The book itself: As mentioned earlier, this is a short novel (only around 160 pages). The translation, by Mark Ealey, is, for the most part, exceptional. This is no faint praise. I have read a few pieces of Japanese fiction translated for English release, and it is very common to see either bland interpretations (as if they directly translated through a Japanese-English dictionary) or works that try too hard to replicate conversation through American jargon. I cannot say how Yoshimura's tone matches its English counterpart, but this work is accessible and completely readable/enjoyable.
There are, however, two issues that I had with the translation. Towards the end, there is a scene where a local plant is mentioned, and the Japanese name is given, along with a definition in parenthesis. This (a mentioned in the Kattekoppen review) breaks the illusion of immersion and reminds me that there is a writer lurking somewhere directing action. My opinion; if you are going to mention indigenous items that might be unfamiliar to the reader, add a definition list or glossary at the beginning or end. Or trust the reader to Google it themselves. Second, at one point at the very end, Isaku and a villager are talking, and one of them responds with "y'know". This is one of those forced colloquialisms that is a potential dealkiller. This is a medieval island village, I don't think any language at the time used that term. But I am not an historian either.

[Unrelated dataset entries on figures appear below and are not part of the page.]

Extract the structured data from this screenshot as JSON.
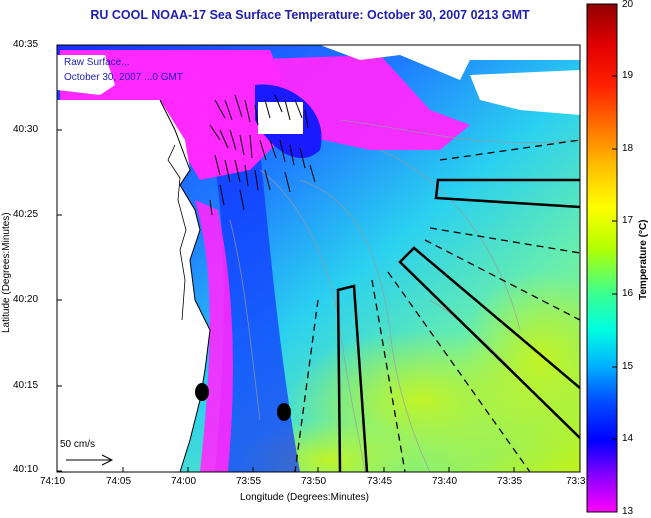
{
  "title": "RU COOL  NOAA-17  Sea Surface Temperature:  October 30, 2007 0213 GMT",
  "inset_text": {
    "line1": "Raw Surface...",
    "line2": "October 30, 2007 ...0 GMT"
  },
  "axes": {
    "ylabel": "Latitude (Degrees:Minutes)",
    "xlabel": "Longitude (Degrees:Minutes)",
    "y_ticks": [
      "40:35",
      "40:30",
      "40:25",
      "40:20",
      "40:15",
      "40:10"
    ],
    "x_ticks": [
      "74:10",
      "74:05",
      "74:00",
      "73:55",
      "73:50",
      "73:45",
      "73:40",
      "73:35",
      "73:3"
    ]
  },
  "colorbar": {
    "label": "Temperature (°C)",
    "ticks": [
      "20",
      "19",
      "18",
      "17",
      "16",
      "15",
      "14",
      "13"
    ],
    "min": 13,
    "max": 20
  },
  "scale_label": "50 cm/s",
  "colors": {
    "title": "#1f1fb0",
    "water_warm": "#c8f000",
    "water_cool": "#1030ff",
    "magenta": "#ff20ff",
    "land": "#ffffff"
  }
}
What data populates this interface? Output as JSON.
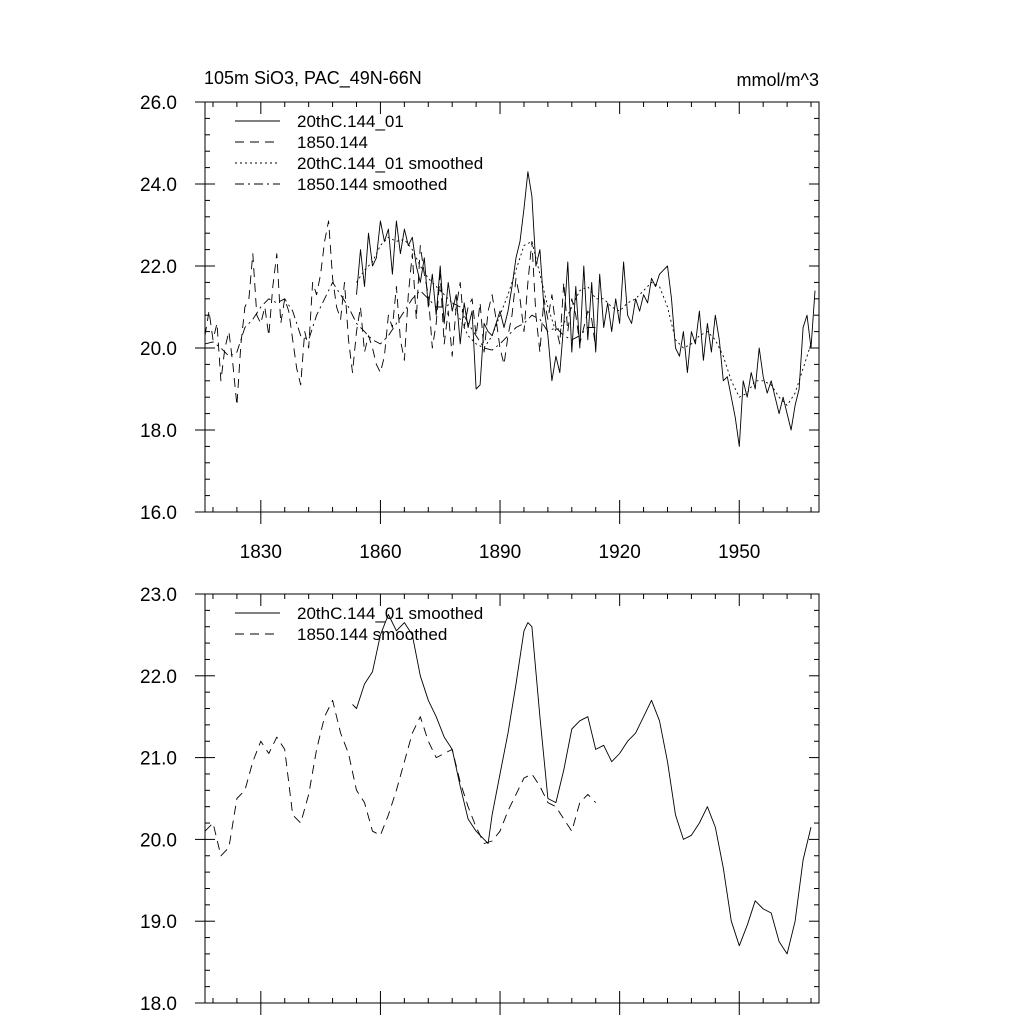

On a final note, assuming you have not read the spoilers section, I can see some readers having an issue with the ending. I can tell you, it is a very open ending. My opinion is that Yoshimura wants to leave the reader with the same kind of worrisome knot in their stomach that Isaku must have at the end. Others might demand closure, they will want it spelled out for them in plain view. Those people will be upset and feel shortchanged. I am fine with the ending, others might want to knock my rating down a few points. But I believe that the story that needed to be told was told.

Closing thoughts: As well written as this novel is, it is undeniably bleak. It is very difficult to be sympathetic towards many of the villagers, although you will find yourself rooting for Isaku the whole way through. This novel shows well that although a people may seem primitive, or quaint, it doesn't mean that they are stupid, naive, or necessarily good-hearted. Given their harsh living conditions, are their actions understandable or criminal? Or is it justified under life's pecking order? The villagers' own best resources are continually exploited by the broker in the next village; how much nobler or villainous is that compared to the worship of O-fune-sama? In fact, all it does it validate my favorite quote by Bertrand Russell, that "life is nothing but a competition to be the criminal rather than the victim".

Here's What It Is:
A lean, mean little postcard from medieval Japan. A well-written, well-translated novel about karma's fury that will get zero votes for 'Feel Good Novel of the Year'.

Final Score:


The Cover:

There are two covers that I know of floating around for this title. The one depicted above is a simple illustration that sets the tone of the novel well. A lone ship traverses choppy waters under a cloudy sky, much like how Isaku weathers his stormy life alone. The piece looks to be rendered in charcoal and conte crayon.